The study, which included 400 men aged 45 to 92 years published in the American Journal of Clinical Nutrition, reveals a clear link between low zinc intake through food and osteoporosis (the most affected are the hips and spine).
In addition to zinc (17.1% of daily needs), a quarter cup of pumpkin seeds contains 46.1% of the daily requirement for magnesium, 28.7% for iron, 52% of manganese, 24% for copper and 16.9% protein.
Sesame against cholesterol
Phytosterols are compounds that have a chemical structure similar to cholesterol, and when they are sufficiently present in nutrition, it is believed that can reduce cholesterol levels, improve immunity and reduce the risk of certain cancers.
In the Journal of Agricultural Chemistry and Food Chemistry it was published how much phytosterols contain the seeds. Most of phytosterols are in the sunflower (270-289 mg / 100 g) and of pumpkin seeds (265 mg / 100 g).
Sesame has the highest overall level of phytosterols (400-413 mg / 100 g) of all seeds.

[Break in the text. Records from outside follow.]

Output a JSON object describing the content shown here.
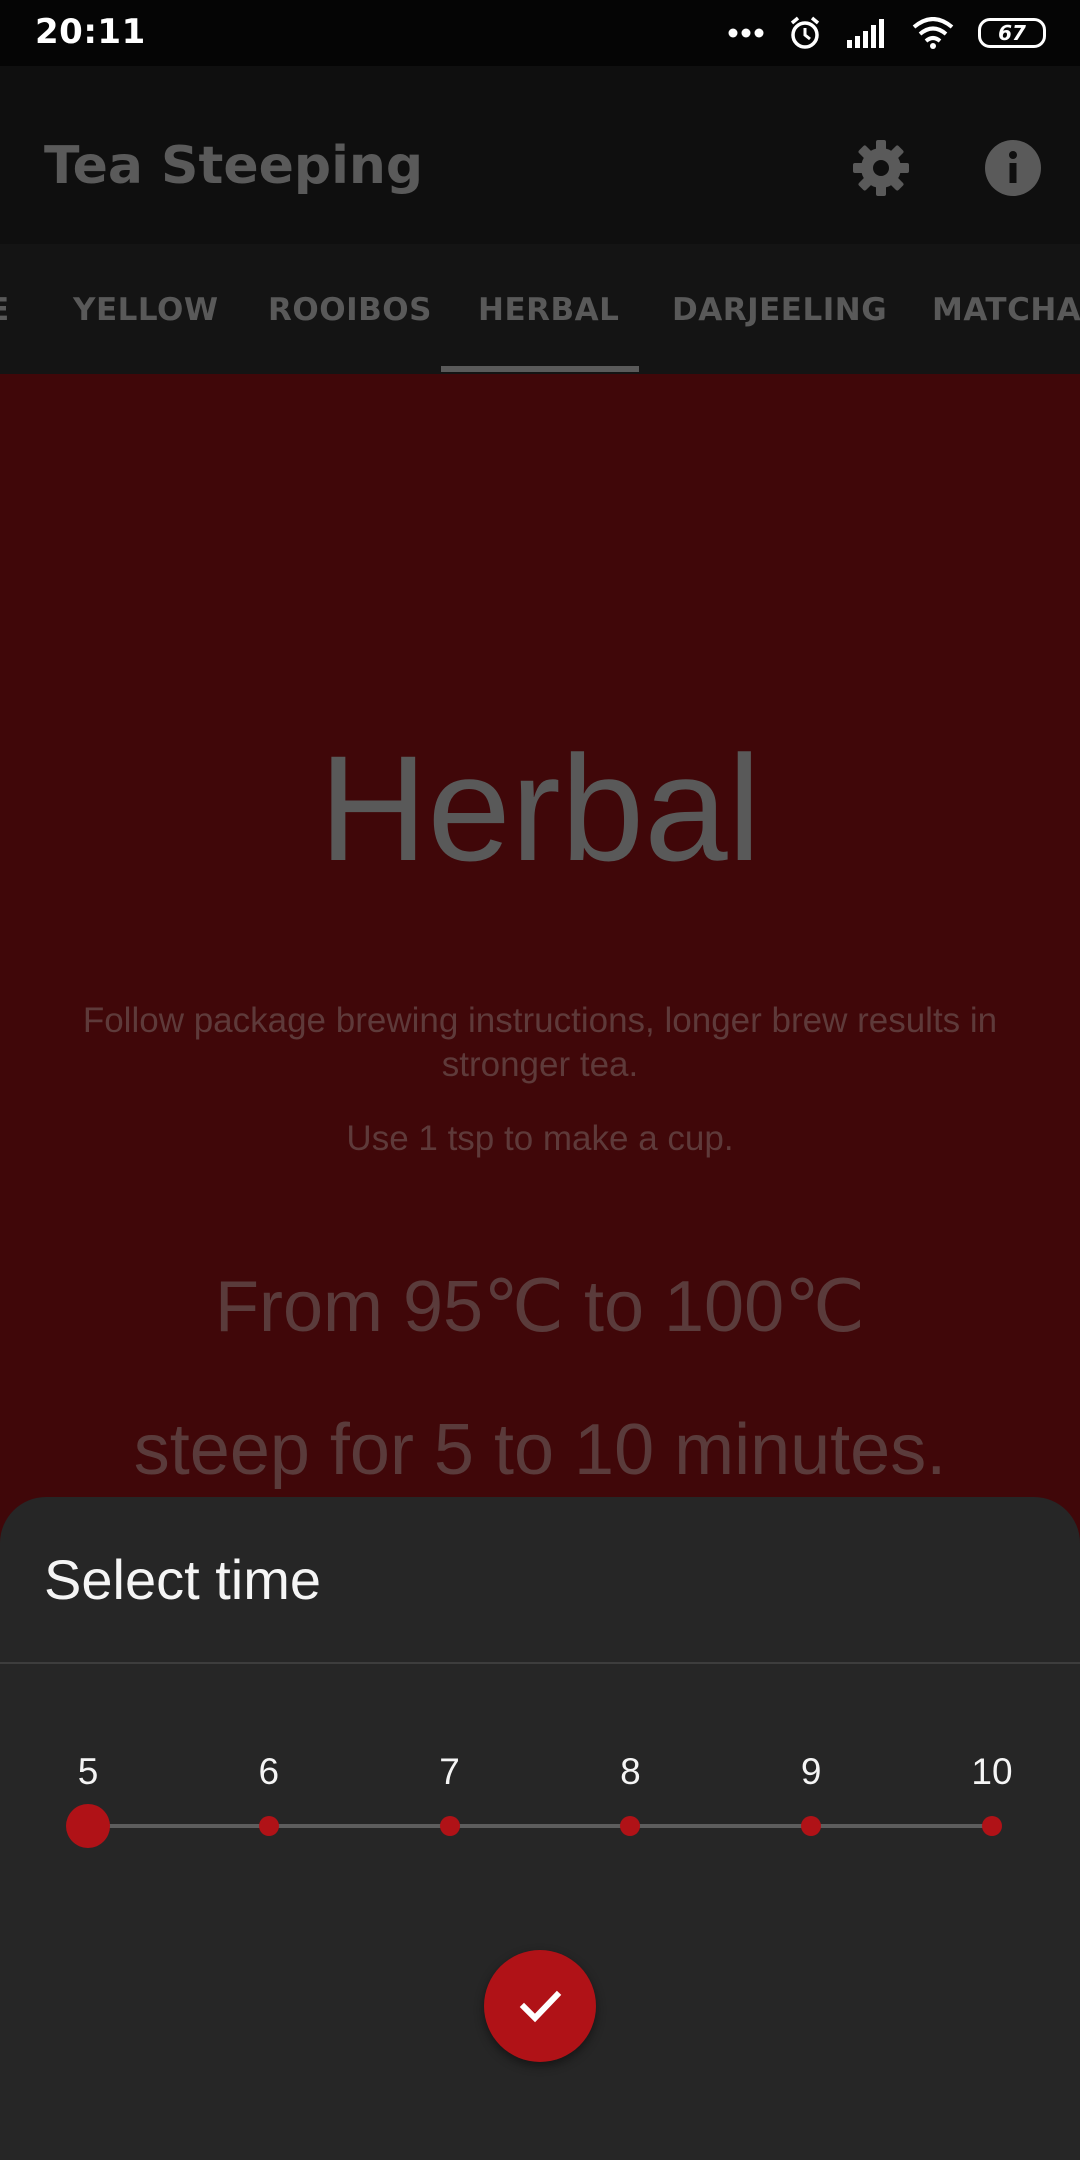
{
  "status_bar": {
    "time": "20:11",
    "battery_level": "67",
    "icons": [
      "more-dots-icon",
      "alarm-icon",
      "signal-icon",
      "wifi-icon",
      "battery-icon"
    ]
  },
  "app_bar": {
    "title": "Tea Steeping",
    "icons": [
      "gear-icon",
      "info-icon"
    ]
  },
  "tabs": {
    "items": [
      {
        "label": "E"
      },
      {
        "label": "YELLOW"
      },
      {
        "label": "ROOIBOS"
      },
      {
        "label": "HERBAL"
      },
      {
        "label": "DARJEELING"
      },
      {
        "label": "MATCHA"
      }
    ],
    "selected": "HERBAL"
  },
  "tea": {
    "name": "Herbal",
    "description": "Follow package brewing instructions, longer brew results in stronger tea.",
    "amount": "Use 1 tsp to make a cup.",
    "temperature": "From 95℃ to 100℃",
    "steep": "steep for 5 to 10 minutes."
  },
  "sheet": {
    "title": "Select time",
    "ticks": [
      "5",
      "6",
      "7",
      "8",
      "9",
      "10"
    ],
    "selected_value": 5,
    "confirm_icon": "check-icon"
  },
  "colors": {
    "accent": "#b01217",
    "background": "#400709",
    "sheet": "#262626"
  }
}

Flaxseed takes the pressure off
Flaxseed lowers cholesterol, protects from heart disease and control high blood pressure. Due to the high concentration of soluble fiber, ground flaxseed reduces problems with constipation, hemorrhoids, diverticulitis. Also, flaxseed lowers the risk of breast, colon, prostate, for which the phytosterols are responsible.

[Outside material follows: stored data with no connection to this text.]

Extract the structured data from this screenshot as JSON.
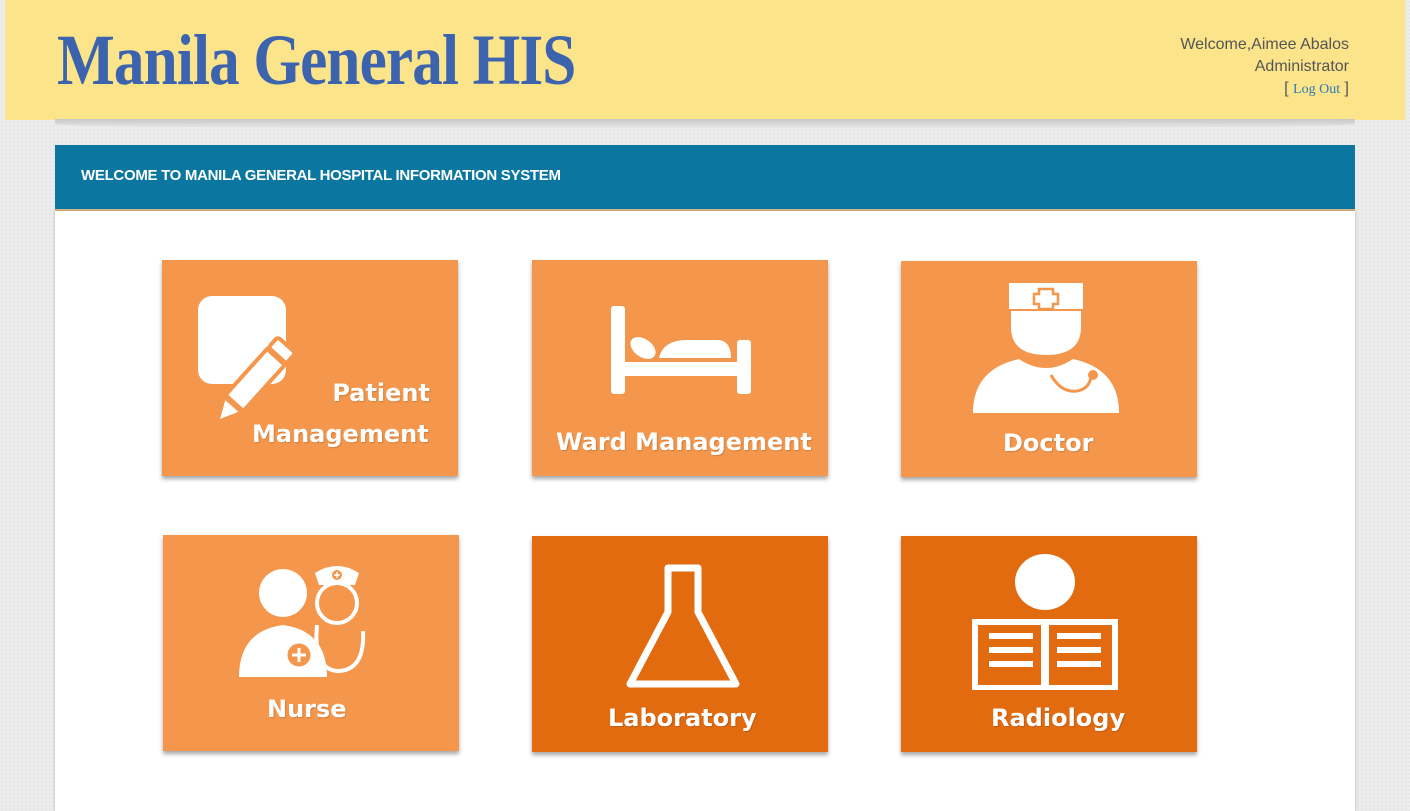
{
  "header": {
    "logo_text": "Manila General HIS",
    "welcome_text": "Welcome,Aimee Abalos",
    "role_text": "Administrator",
    "logout_label": "Log Out",
    "bracket_open": "[",
    "bracket_close": "]"
  },
  "banner": {
    "title": "WELCOME TO MANILA GENERAL HOSPITAL INFORMATION SYSTEM"
  },
  "modules": [
    {
      "label_line1": "Patient",
      "label_line2": "Management",
      "icon": "note-pencil-icon"
    },
    {
      "label": "Ward Management",
      "icon": "bed-icon"
    },
    {
      "label": "Doctor",
      "icon": "doctor-icon"
    },
    {
      "label": "Nurse",
      "icon": "nurse-icon"
    },
    {
      "label": "Laboratory",
      "icon": "flask-icon"
    },
    {
      "label": "Radiology",
      "icon": "radiology-icon"
    }
  ],
  "colors": {
    "header_bg": "#fce48b",
    "logo": "#3c63ad",
    "banner_bg": "#0b77a1",
    "tile_light": "#f4964b",
    "tile_dark": "#e26b10"
  }
}
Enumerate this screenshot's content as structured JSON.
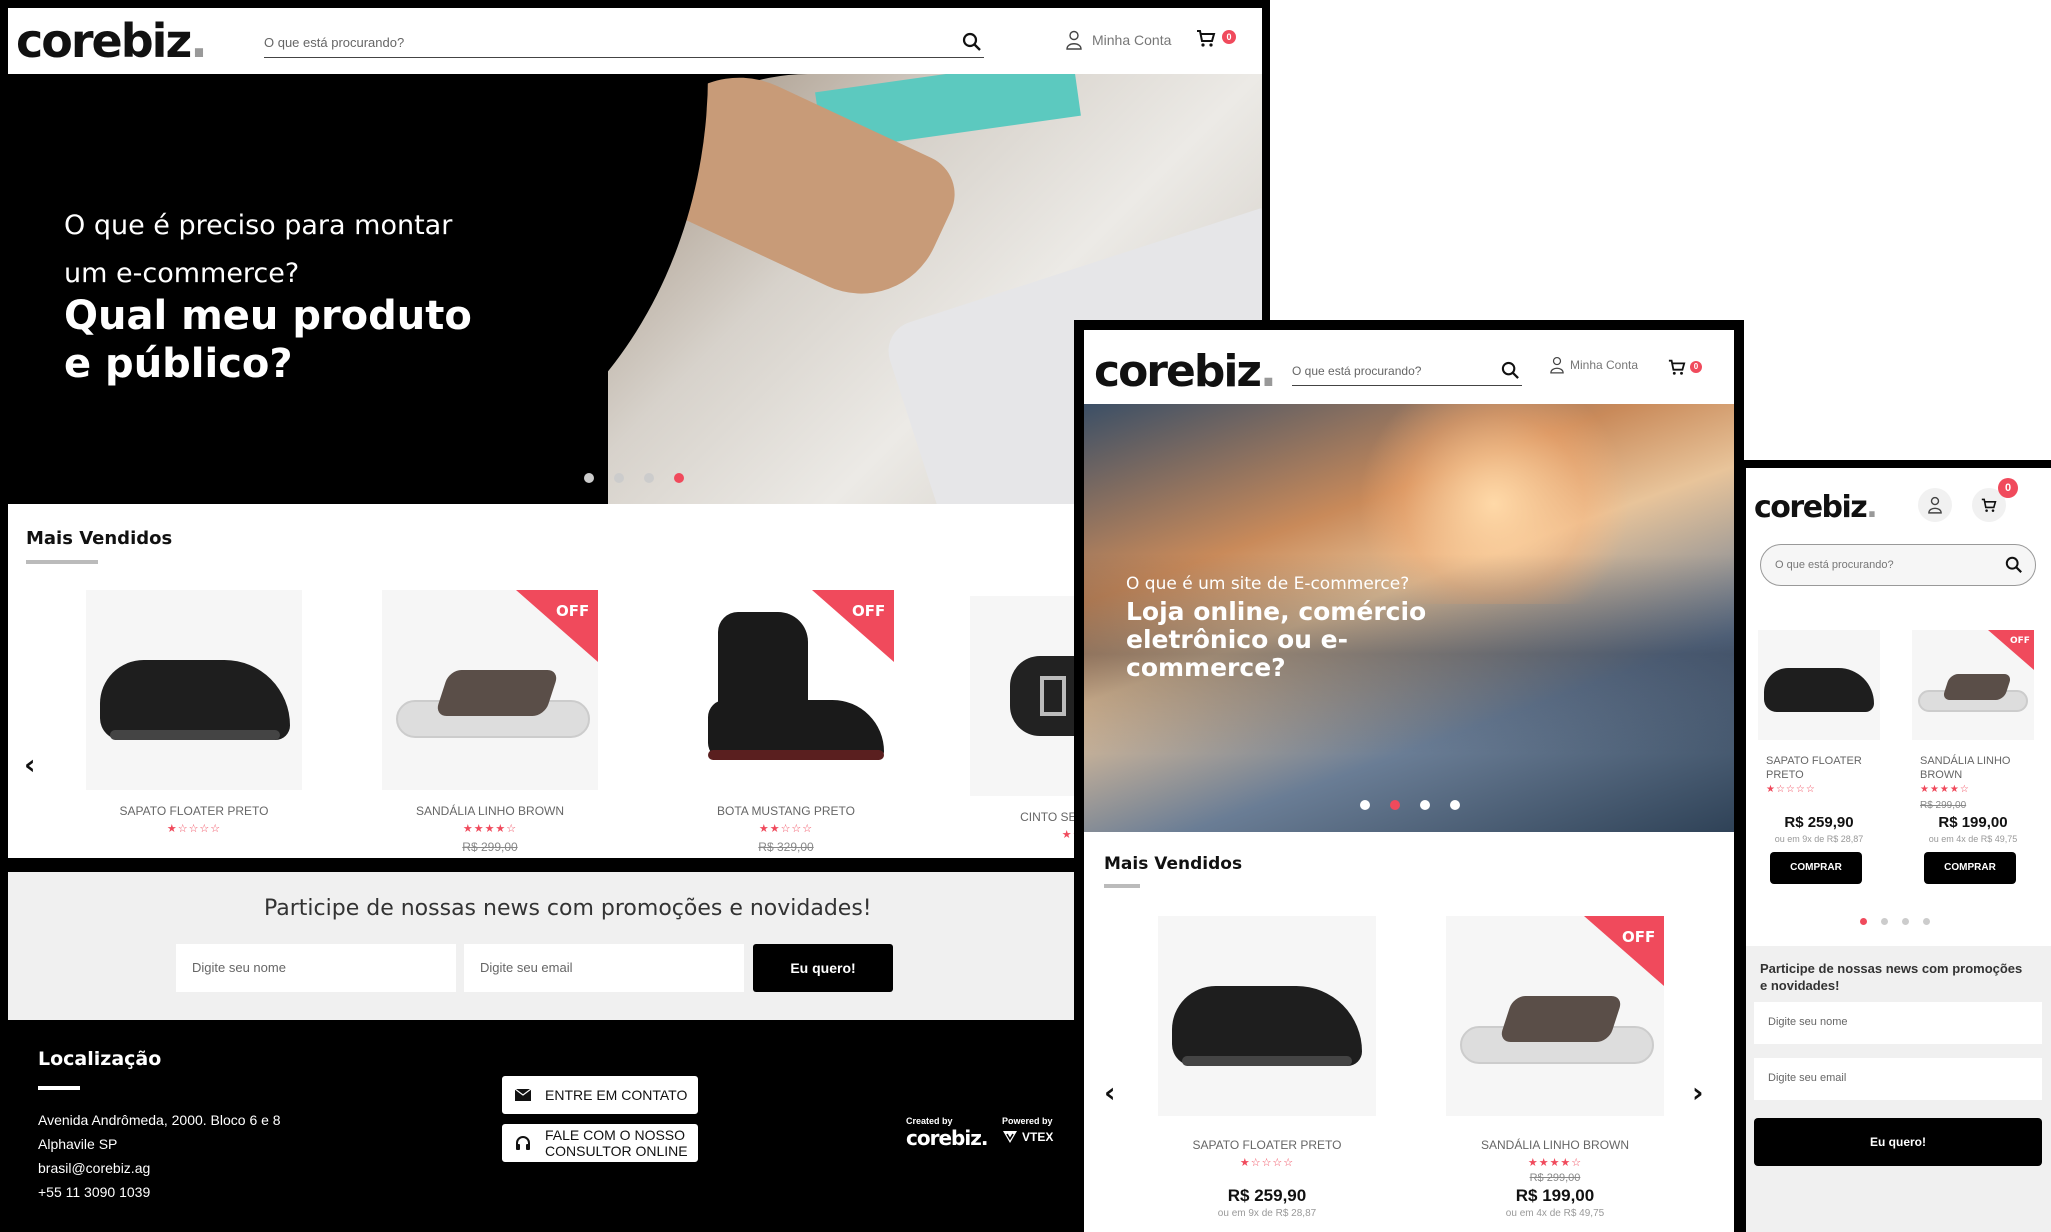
{
  "brand": {
    "logo": "corebiz",
    "accent": "#f04a5c"
  },
  "header": {
    "search_placeholder": "O que está procurando?",
    "account_label": "Minha Conta",
    "cart_count": "0"
  },
  "desktop": {
    "hero": {
      "line1": "O que é preciso para montar",
      "line2": "um e-commerce?",
      "headline1": "Qual meu produto",
      "headline2": "e público?"
    },
    "bestsellers_title": "Mais Vendidos",
    "products": [
      {
        "name": "SAPATO FLOATER PRETO",
        "stars": "★☆☆☆☆",
        "old_price": ""
      },
      {
        "name": "SANDÁLIA LINHO BROWN",
        "stars": "★★★★☆",
        "old_price": "R$ 299,00",
        "badge": "OFF"
      },
      {
        "name": "BOTA MUSTANG PRETO",
        "stars": "★★☆☆☆",
        "old_price": "R$ 329,00",
        "badge": "OFF"
      },
      {
        "name": "CINTO SEMICROMO",
        "stars": "★★★"
      }
    ],
    "newsletter": {
      "title": "Participe de nossas news com promoções e novidades!",
      "name_placeholder": "Digite seu nome",
      "email_placeholder": "Digite seu email",
      "submit": "Eu quero!"
    },
    "footer": {
      "location_title": "Localização",
      "address1": "Avenida Andrômeda, 2000. Bloco 6 e 8",
      "address2": "Alphavile SP",
      "email": "brasil@corebiz.ag",
      "phone": "+55 11 3090 1039",
      "contact_button": "ENTRE EM CONTATO",
      "consultant_button_1": "FALE COM O NOSSO",
      "consultant_button_2": "CONSULTOR ONLINE",
      "created_by": "Created by",
      "created_logo": "corebiz.",
      "powered_by": "Powered by",
      "powered_logo": "VTEX"
    }
  },
  "tablet": {
    "hero": {
      "line1": "O que é um site de E-commerce?",
      "headline1": "Loja online, comércio",
      "headline2": "eletrônico ou e-",
      "headline3": "commerce?"
    },
    "bestsellers_title": "Mais Vendidos",
    "products": [
      {
        "name": "SAPATO FLOATER PRETO",
        "stars": "★☆☆☆☆",
        "old_price": "",
        "price": "R$ 259,90",
        "installments": "ou em 9x de R$ 28,87"
      },
      {
        "name": "SANDÁLIA LINHO BROWN",
        "stars": "★★★★☆",
        "old_price": "R$ 299,00",
        "price": "R$ 199,00",
        "installments": "ou em 4x de R$ 49,75",
        "badge": "OFF"
      }
    ]
  },
  "mobile": {
    "products": [
      {
        "name_1": "SAPATO FLOATER",
        "name_2": "PRETO",
        "stars": "★☆☆☆☆",
        "old_price": "",
        "price": "R$ 259,90",
        "installments": "ou em 9x de R$ 28,87",
        "buy": "COMPRAR"
      },
      {
        "name_1": "SANDÁLIA LINHO",
        "name_2": "BROWN",
        "stars": "★★★★☆",
        "old_price": "R$ 299,00",
        "price": "R$ 199,00",
        "installments": "ou em 4x de R$ 49,75",
        "buy": "COMPRAR",
        "badge": "OFF"
      }
    ],
    "newsletter": {
      "title1": "Participe de nossas news com promoções",
      "title2": "e novidades!",
      "name_placeholder": "Digite seu nome",
      "email_placeholder": "Digite seu email",
      "submit": "Eu quero!"
    }
  }
}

Sunflower for slowing down the aging
Sunflower seeds are the best source of vitamin E, an antioxidant important for health, according to the USDA database of nutrient foods: 28 g oil-roasted sunflower seeds provides 76% of the recommended daily dose of vitamin E.
It is believed that the tocopherols, the main elements of vitamin E, have an important role in the prevention of diseases which are associated with aging, such as cancer and heart disease.
Nibble sesame to clean arteries
Sesame protects postmenopausal women from heart disease that threaten women older than 50, the results of new research.
Roasted sesame is a popular part of traditional Asian cuisine. In Asian countries it is considered that sesame acts against aging. Sesame (sesame oil) are an excellent source of unsaturated fats, vitamin E and phytosterols.
New research published in the Journal of Nutrition reveals that minced roasted sesame seeds lowers cholesterol in postmenopausal women.
In the study the women had 50 g (slightly more than 3 tablespoons) of ground sesame seeds every day for five weeks. The result: reduced to 5% cholesterol and 10% of LDL (bad) cholesterol, elevated levels of vitamin E in the blood and slow the oxidation of LDL cholesterol (a process that is linked to the closure of the arteries, or atherosclerosis). This finding indicates that sesame can prevent heart disease in at least two ways.
Black is still better
Japanese scientist Kikuchi, a professor of food laboratories in Tsukuba, consider the black sesame seeds better than the bright.
He believes that black sesame has a beneficial effect in diseases of the kidney and liver, and is an excellent source of calcium (1 g black sesame seeds contains 85 mg of calcium, more than twice of the white sesame seeds). Black sesame seeds also have high levels of protein, iron, magnesium and essential fatty acids.